Hypericum decaisneanum blooms in the late spring and early summer. In general, because of its dense and hairy leaves and the black glands on its petals, the species resembles a smaller form of Hypericum annulatum subsp. afromontanum.

== Etymology ==
One origin of the genus name Hypericum is that it is derived from the Greek words hyper (above) and eikon (picture), in reference to the tradition of hanging the plant over religious icons in the home. The specific epithet decaisneanum is in honor of French botanist Joseph Decaisne, who was a supporter of an expedition to collect the species.

== Taxonomy ==
The species was originally described by Ernest Cosson and Jules Alexandre Daveau in 1899 as Hypericum decaisneanum. In the description they listed the unresolved name H. taubertii as a synonym of the species, but did not provide reasoning for the inclusion. Cosson and Daveau placed H. decaisneanum in section Taeniocarpium based on their morphological observations. While most species of the genus Hypericum were included in a monographic study by Norman Robson in the 20th century, H. decaisneanum was not mentioned. Furthermore, its closest relatives were later addended to the monograph, and their infrageneric relationships were discussed. (Note: The related species were H. formosissimum, H. huber-morathii, and H. minutum.) However, H. decaisneanum was neglected from the later editions of the monograph as well. In an online edition of the monograph published in 2013, the species was included by Norman Robson and his colleague David Pattinson within a "Huber-morathii group" inside sect. Adenosepalum. Under that classification, the placement of Hypericum decaisneanum was summarized as follows:

Hypericum
 Hypericum sect.
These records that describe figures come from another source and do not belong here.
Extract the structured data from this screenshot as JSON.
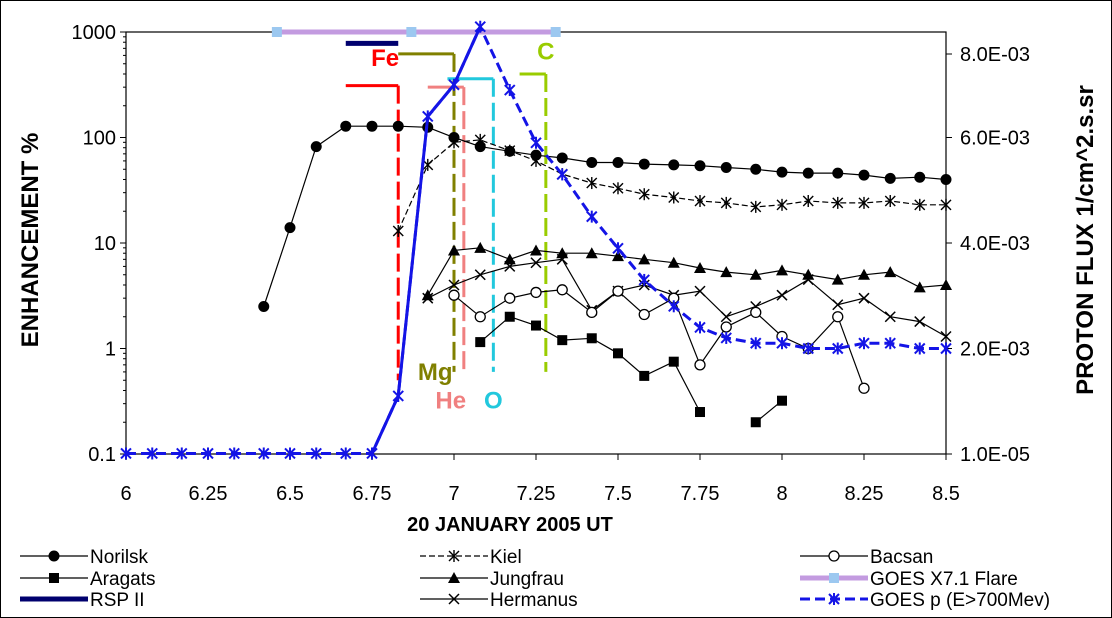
{
  "chart_data": {
    "type": "line",
    "xlabel": "20 JANUARY 2005  UT",
    "ylabel": "ENHANCEMENT  %",
    "y2label": "PROTON FLUX 1/cm^2.s.sr",
    "xlim": [
      6,
      8.5
    ],
    "x_ticks": [
      "6",
      "6.25",
      "6.5",
      "6.75",
      "7",
      "7.25",
      "7.5",
      "7.75",
      "8",
      "8.25",
      "8.5"
    ],
    "ylim": [
      0.1,
      1000
    ],
    "yscale": "log",
    "y_ticks": [
      "0.1",
      "1",
      "10",
      "100",
      "1000"
    ],
    "y2_ticks": [
      "1.0E-05",
      "2.0E-03",
      "4.0E-03",
      "6.0E-03",
      "8.0E-03"
    ],
    "grid": false,
    "legend_position": "bottom",
    "series": [
      {
        "name": "Norilsk",
        "color": "#000000",
        "marker": "filled-circle",
        "dash": "solid",
        "x": [
          6.42,
          6.5,
          6.58,
          6.67,
          6.75,
          6.83,
          6.92,
          7.0,
          7.08,
          7.17,
          7.25,
          7.33,
          7.42,
          7.5,
          7.58,
          7.67,
          7.75,
          7.83,
          7.92,
          8.0,
          8.08,
          8.17,
          8.25,
          8.33,
          8.42,
          8.5
        ],
        "y": [
          2.5,
          14,
          82,
          128,
          128,
          128,
          125,
          100,
          82,
          74,
          68,
          64,
          58,
          58,
          56,
          55,
          54,
          52,
          50,
          47,
          46,
          46,
          44,
          41,
          42,
          40
        ]
      },
      {
        "name": "Aragats",
        "color": "#000000",
        "marker": "filled-square",
        "dash": "solid",
        "x": [
          7.08,
          7.17,
          7.25,
          7.33,
          7.42,
          7.5,
          7.58,
          7.67,
          7.75,
          7.83,
          7.92,
          8.0
        ],
        "y": [
          1.15,
          2.0,
          1.65,
          1.2,
          1.25,
          0.9,
          0.55,
          0.75,
          0.25,
          null,
          0.2,
          0.32
        ]
      },
      {
        "name": "RSP II",
        "color": "#00006e",
        "marker": "none",
        "dash": "solid",
        "x_start": 6.67,
        "x_end": 6.83,
        "y": 780
      },
      {
        "name": "Kiel",
        "color": "#000000",
        "marker": "asterisk",
        "dash": "dashed",
        "x": [
          6.83,
          6.92,
          7.0,
          7.08,
          7.17,
          7.25,
          7.33,
          7.42,
          7.5,
          7.58,
          7.67,
          7.75,
          7.83,
          7.92,
          8.0,
          8.08,
          8.17,
          8.25,
          8.33,
          8.42,
          8.5
        ],
        "y": [
          13,
          55,
          90,
          95,
          75,
          60,
          45,
          37,
          33,
          29,
          27,
          25,
          24,
          22,
          23,
          25,
          24,
          24,
          25,
          23,
          23
        ]
      },
      {
        "name": "Jungfrau",
        "color": "#000000",
        "marker": "filled-triangle",
        "dash": "solid",
        "x": [
          6.92,
          7.0,
          7.08,
          7.17,
          7.25,
          7.33,
          7.42,
          7.5,
          7.58,
          7.67,
          7.75,
          7.83,
          7.92,
          8.0,
          8.08,
          8.17,
          8.25,
          8.33,
          8.42,
          8.5
        ],
        "y": [
          3.2,
          8.5,
          9.0,
          7.0,
          8.5,
          8.0,
          8.0,
          7.5,
          7.0,
          6.5,
          5.8,
          5.3,
          5.0,
          5.5,
          5.0,
          4.5,
          5.0,
          5.3,
          3.8,
          4.0
        ]
      },
      {
        "name": "Hermanus",
        "color": "#000000",
        "marker": "x",
        "dash": "solid",
        "x": [
          6.92,
          7.0,
          7.08,
          7.17,
          7.25,
          7.33,
          7.42,
          7.5,
          7.58,
          7.67,
          7.75,
          7.83,
          7.92,
          8.0,
          8.08,
          8.17,
          8.25,
          8.33,
          8.42,
          8.5
        ],
        "y": [
          3.0,
          4.0,
          5.0,
          6.0,
          6.5,
          7.0,
          2.3,
          3.5,
          4.0,
          3.2,
          3.5,
          2.0,
          2.5,
          3.2,
          4.5,
          2.6,
          3.0,
          2.0,
          1.8,
          1.3
        ]
      },
      {
        "name": "Bacsan",
        "color": "#000000",
        "marker": "open-circle",
        "dash": "solid",
        "x": [
          7.0,
          7.08,
          7.17,
          7.25,
          7.33,
          7.42,
          7.5,
          7.58,
          7.67,
          7.75,
          7.83,
          7.92,
          8.0,
          8.08,
          8.17,
          8.25
        ],
        "y": [
          3.2,
          2.0,
          3.0,
          3.4,
          3.6,
          2.2,
          3.5,
          2.1,
          3.0,
          0.7,
          1.6,
          2.2,
          1.3,
          1.0,
          2.0,
          0.42
        ]
      },
      {
        "name": "GOES X7.1 Flare",
        "color": "#c39be0",
        "marker": "light-blue-square",
        "dash": "solid",
        "x_start": 6.46,
        "x_peak": 6.87,
        "x_end": 7.31,
        "y": 1000
      },
      {
        "name": "GOES p (E>700Mev)",
        "color": "#1414e6",
        "marker": "asterisk-blue",
        "dash": "dashed",
        "axis": "right",
        "x": [
          6.0,
          6.08,
          6.17,
          6.25,
          6.33,
          6.42,
          6.5,
          6.58,
          6.67,
          6.75,
          6.83,
          6.92,
          7.0,
          7.08,
          7.17,
          7.25,
          7.33,
          7.42,
          7.5,
          7.58,
          7.67,
          7.75,
          7.83,
          7.92,
          8.0,
          8.08,
          8.17,
          8.25,
          8.33,
          8.42,
          8.5
        ],
        "y": [
          1e-05,
          1e-05,
          1e-05,
          1e-05,
          1e-05,
          1e-05,
          1e-05,
          1e-05,
          1e-05,
          1e-05,
          0.0011,
          0.0064,
          0.007,
          0.0081,
          0.0069,
          0.0059,
          0.0053,
          0.0045,
          0.0039,
          0.0033,
          0.0028,
          0.0024,
          0.0022,
          0.0021,
          0.0021,
          0.002,
          0.002,
          0.0021,
          0.0021,
          0.002,
          0.002
        ]
      }
    ],
    "annotations": [
      {
        "label": "Fe",
        "color": "#ff0000",
        "x_start": 6.67,
        "x_end": 6.83,
        "y_top": 310,
        "y_bottom": 0.5,
        "label_x": 6.79,
        "label_y": 520,
        "label_pos": "above"
      },
      {
        "label": "Mg",
        "color": "#808000",
        "x_start": 6.83,
        "x_end": 7.0,
        "y_top": 620,
        "y_bottom": 0.6,
        "label_x": 6.89,
        "label_y": 0.6,
        "label_pos": "left-bottom"
      },
      {
        "label": "He",
        "color": "#f08080",
        "x_start": 6.92,
        "x_end": 7.03,
        "y_top": 300,
        "y_bottom": 0.6,
        "label_x": 6.99,
        "label_y": 0.35,
        "label_pos": "below"
      },
      {
        "label": "O",
        "color": "#22c8dd",
        "x_start": 6.98,
        "x_end": 7.12,
        "y_top": 360,
        "y_bottom": 0.6,
        "label_x": 7.12,
        "label_y": 0.35,
        "label_pos": "below"
      },
      {
        "label": "C",
        "color": "#99cc00",
        "x_start": 7.2,
        "x_end": 7.28,
        "y_top": 400,
        "y_bottom": 0.6,
        "label_x": 7.28,
        "label_y": 600,
        "label_pos": "above"
      }
    ]
  }
}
Adenosepalum
 Huber-morathii group
 H. decaisneanum – H. formosissimum – H. huber-morathii – H. minutum – H. sechmenii

== Distribution and habitat ==
Hypericum decaisneanum is native to the Jebel al Akhdar province of Libya. It is found in the crevices of limestone rocks at elevations of 20-700 m. In particular, it is found on the north-facing slopes of major escarpments.
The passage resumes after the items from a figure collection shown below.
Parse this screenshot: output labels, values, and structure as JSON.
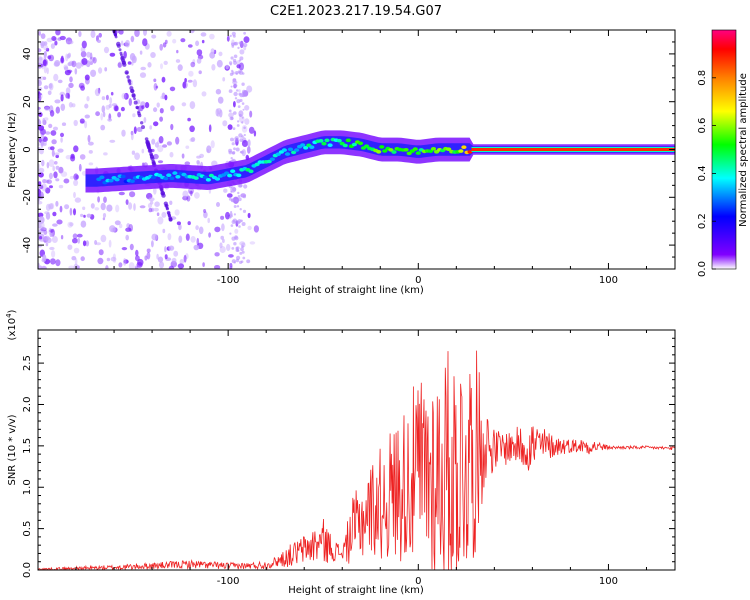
{
  "figure_title": "C2E1.2023.217.19.54.G07",
  "chart_data": [
    {
      "type": "heatmap",
      "xlabel": "Height of straight line (km)",
      "ylabel": "Frequency (Hz)",
      "xlim": [
        -200,
        135
      ],
      "ylim": [
        -50,
        50
      ],
      "x_ticks": [
        -100,
        0,
        100
      ],
      "y_ticks": [
        -40,
        -20,
        0,
        20,
        40
      ],
      "colorbar": {
        "label": "Normalized spectral amplitude",
        "range": [
          0,
          1
        ],
        "ticks": [
          0.0,
          0.2,
          0.4,
          0.6,
          0.8
        ],
        "tick_labels": [
          "0.0",
          "0.2",
          "0.4",
          "0.6",
          "0.8"
        ],
        "colors": [
          "#ffffff",
          "#8000ff",
          "#0000ff",
          "#00ffff",
          "#00ff00",
          "#ffff00",
          "#ff8000",
          "#ff0000",
          "#ff0080"
        ]
      },
      "ridge": {
        "x": [
          -170,
          -150,
          -130,
          -110,
          -90,
          -80,
          -70,
          -60,
          -50,
          -40,
          -30,
          -20,
          -10,
          0,
          10,
          20,
          30,
          60,
          100,
          135
        ],
        "y": [
          -13,
          -12,
          -11,
          -12,
          -9,
          -5,
          -1,
          1,
          3,
          3,
          2,
          0,
          0,
          -1,
          0,
          0,
          0,
          0,
          0,
          0
        ],
        "amplitude": [
          0.3,
          0.3,
          0.35,
          0.35,
          0.4,
          0.4,
          0.35,
          0.4,
          0.45,
          0.45,
          0.5,
          0.55,
          0.5,
          0.5,
          0.55,
          0.5,
          0.95,
          0.97,
          0.97,
          0.97
        ]
      }
    },
    {
      "type": "line",
      "xlabel": "Height of straight line (km)",
      "ylabel": "SNR (10 * v/v)",
      "scale_label": "(x10",
      "scale_exponent": "4",
      "scale_close": ")",
      "xlim": [
        -200,
        135
      ],
      "ylim": [
        0,
        2.9
      ],
      "x_ticks": [
        -100,
        0,
        100
      ],
      "y_ticks": [
        0.0,
        0.5,
        1.0,
        1.5,
        2.0,
        2.5
      ],
      "y_tick_labels": [
        "0.0",
        "0.5",
        "1.0",
        "1.5",
        "2.0",
        "2.5"
      ],
      "color": "#ee2222",
      "series": [
        {
          "x": [
            -200,
            -180,
            -160,
            -140,
            -120,
            -100,
            -90,
            -80,
            -75,
            -70,
            -65,
            -60,
            -55,
            -50,
            -45,
            -40,
            -35,
            -30,
            -25,
            -20,
            -15,
            -10,
            -5,
            0,
            5,
            10,
            15,
            20,
            25,
            30,
            35,
            40,
            50,
            60,
            70,
            80,
            90,
            100,
            110,
            120,
            135
          ],
          "y": [
            0.01,
            0.02,
            0.03,
            0.05,
            0.07,
            0.05,
            0.05,
            0.06,
            0.1,
            0.15,
            0.2,
            0.25,
            0.3,
            0.35,
            0.25,
            0.2,
            0.45,
            0.6,
            0.75,
            0.8,
            0.9,
            1.0,
            1.1,
            1.15,
            1.2,
            1.15,
            1.2,
            1.2,
            1.3,
            1.45,
            1.55,
            1.45,
            1.5,
            1.5,
            1.5,
            1.5,
            1.5,
            1.48,
            1.48,
            1.48,
            1.47
          ],
          "spread": [
            0.01,
            0.02,
            0.03,
            0.04,
            0.05,
            0.04,
            0.04,
            0.05,
            0.06,
            0.12,
            0.15,
            0.18,
            0.22,
            0.28,
            0.15,
            0.08,
            0.4,
            0.5,
            0.55,
            0.7,
            0.8,
            0.9,
            1.0,
            1.2,
            1.3,
            1.4,
            1.5,
            1.5,
            1.4,
            1.3,
            0.5,
            0.25,
            0.2,
            0.35,
            0.15,
            0.08,
            0.1,
            0.02,
            0.02,
            0.02,
            0.02
          ]
        }
      ]
    }
  ]
}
== Ecology and propagation ==
Hypericum decaisneanum belongs to plant communities that have been the subject of several research endeavors. It has been noted to be part of an association of chasmophytes that centers around Micromeria conferta and Reaumuria mucronata. (Note: The other members of the association are Cyclamen rohlfsianum, Rhamnus, Varthemia candicans and Thymus capitatus.) It is also a part of one species association called "Athamantion dellae-cellae", (Note: The other members of the association are Asperula cyrenaica, Athamanta della-cellae, Daphne jasminea, Erica sicula, Micromeria conferta, Origanum cyrenaicum, Ptilostemon gnaphaloides, Sedum cyrenaicum, and Stachys rosea.) and is a key species in another alliance called "Sedo micranthi-Hypericetum decaisneani" along with Sedum album and other chasmophytes. (Note: The other members of the association are Micromeria conferta, Stachys rosea, Chiliadenus candicans, and Petrorhagia illyrica.)

Like other species in the Huber-morathii group, H. decaisneanum can be cultivated in dry, rocky crevices with poor soil and protection against winter wetness. It can be propagated by seeding in spring under a thin layer of soil, and has a germination period of 1–3 months. Cuttings are taken in the late summer.